Iwan E. Joesoef, SH., Sp.N., M.Kn
[1] Grimsey and Lewis, 108.
[2] Ibid., 109.
[3] Ibid., 109-110. Dalam konsorsium pendekatan pertama ini yaitu bentuk konsorsium,
umumnya di Inggris, para kontraktor dan pemasok jasa sebagai investor dalam
badan usaha kerjasama dan mengambil bagian saham sebagai komitmen pada proyek
dan penyerahannya. Para pemberi pinjaman pembiayaan (financiers) terlibat dalam suatu konsorsium, mereka bisa mengambil
minoritas saham dalam badan usaha kerjasama dan, selama perjalanan para
investor dengan kepentingan keuangan yang kuat, dianggap memiliki peran yang
penting dalam proyek setelah selesai masa konstruksi. Meskipun demikian,
organisasi awal dan proses penawaran (bidding)
dipimpin oleh perusahaan-perusahaan “engineering and construction” secara
tandem (bersama) dengan para manajer fasilitas-fasilitas (facilities managers), para investor modal pihak ketiga (third party equity investors) dan para
investor pemberi pinjaman (debt invetsors).

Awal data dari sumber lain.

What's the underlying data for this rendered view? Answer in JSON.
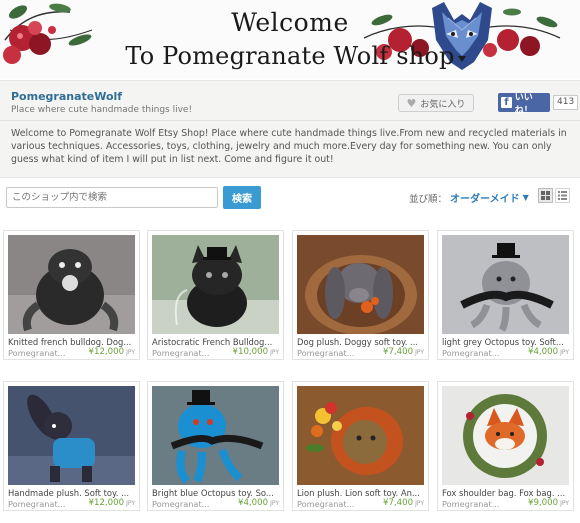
{
  "banner": {
    "line1": "Welcome",
    "line2": "To Pomegranate Wolf shop"
  },
  "shop": {
    "name": "PomegranateWolf",
    "tagline": "Place where cute handmade things live!",
    "favorite_label": "お気に入り",
    "like_label": "いいね！",
    "like_count": "413",
    "description": "Welcome to Pomegranate Wolf Etsy Shop! Place where cute handmade things live.From new and recycled materials in various techniques. Accessories, toys, clothing, jewelry and much more.Every day for something new. You can only guess what kind of item I will put in list next. Come and figure it out!"
  },
  "search": {
    "placeholder": "このショップ内で検索",
    "button_label": "検索",
    "sort_label": "並び順：",
    "sort_value": "オーダーメイド"
  },
  "colors": {
    "accent": "#3a9bd2",
    "link": "#2f6e96",
    "price": "#6aa33a",
    "facebook": "#4a66a5"
  },
  "products": [
    {
      "title": "Knitted french bulldog. Dog...",
      "shop": "Pomegranat...",
      "price": "¥12,000",
      "currency": "JPY"
    },
    {
      "title": "Aristocratic French Bulldog...",
      "shop": "Pomegranat...",
      "price": "¥10,000",
      "currency": "JPY"
    },
    {
      "title": "Dog plush. Doggy soft toy. ...",
      "shop": "Pomegranat...",
      "price": "¥7,400",
      "currency": "JPY"
    },
    {
      "title": "light grey Octopus toy. Soft...",
      "shop": "Pomegranat...",
      "price": "¥4,000",
      "currency": "JPY"
    },
    {
      "title": "Handmade plush. Soft toy. ...",
      "shop": "Pomegranat...",
      "price": "¥12,000",
      "currency": "JPY"
    },
    {
      "title": "Bright blue Octopus toy. So...",
      "shop": "Pomegranat...",
      "price": "¥4,000",
      "currency": "JPY"
    },
    {
      "title": "Lion plush. Lion soft toy. An...",
      "shop": "Pomegranat...",
      "price": "¥7,400",
      "currency": "JPY"
    },
    {
      "title": "Fox shoulder bag. Fox bag. ...",
      "shop": "Pomegranat...",
      "price": "¥9,000",
      "currency": "JPY"
    }
  ]
}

Dalam konsorsium pendekatan kedua,
berkembang akhir-akhir ini di Australia, bank-bank investasi khusus mengambil
peran lebih aktif dalam mengatur (managing)
badan usaha kerjasama dari sisi luar. Bank melakukan investasi modal dalam
badan usaha kerjasama, mengator penawaran (the
bid), memutuskan harga, menjamin pendapatan komersial dari proyek, menilai
(underwrites) hutang-hutang yang
lebih senior (senior debt) dan
melakukan subkontrak dengan kontraktor dan operator berdasarkan letter of credit (L/C) yang diterbitkan
untuk pemegang hutang. Jelasnya, bank tidak dapat melaksanakan semua fungsi dan
harus menjembatani dan memfinalisasikan perjanjian-perjanjian dengan pihak lain
yang datang bersama secara kontraktual membentuk konsorsium. Meskipun demikian,
adalah suatu bank investasi yang mengambil 100 persen modal dalam badan usaha
kerjasama dan melakukan penilaian (underwrites)
masalah pasar modal dan semua elemen kontrak.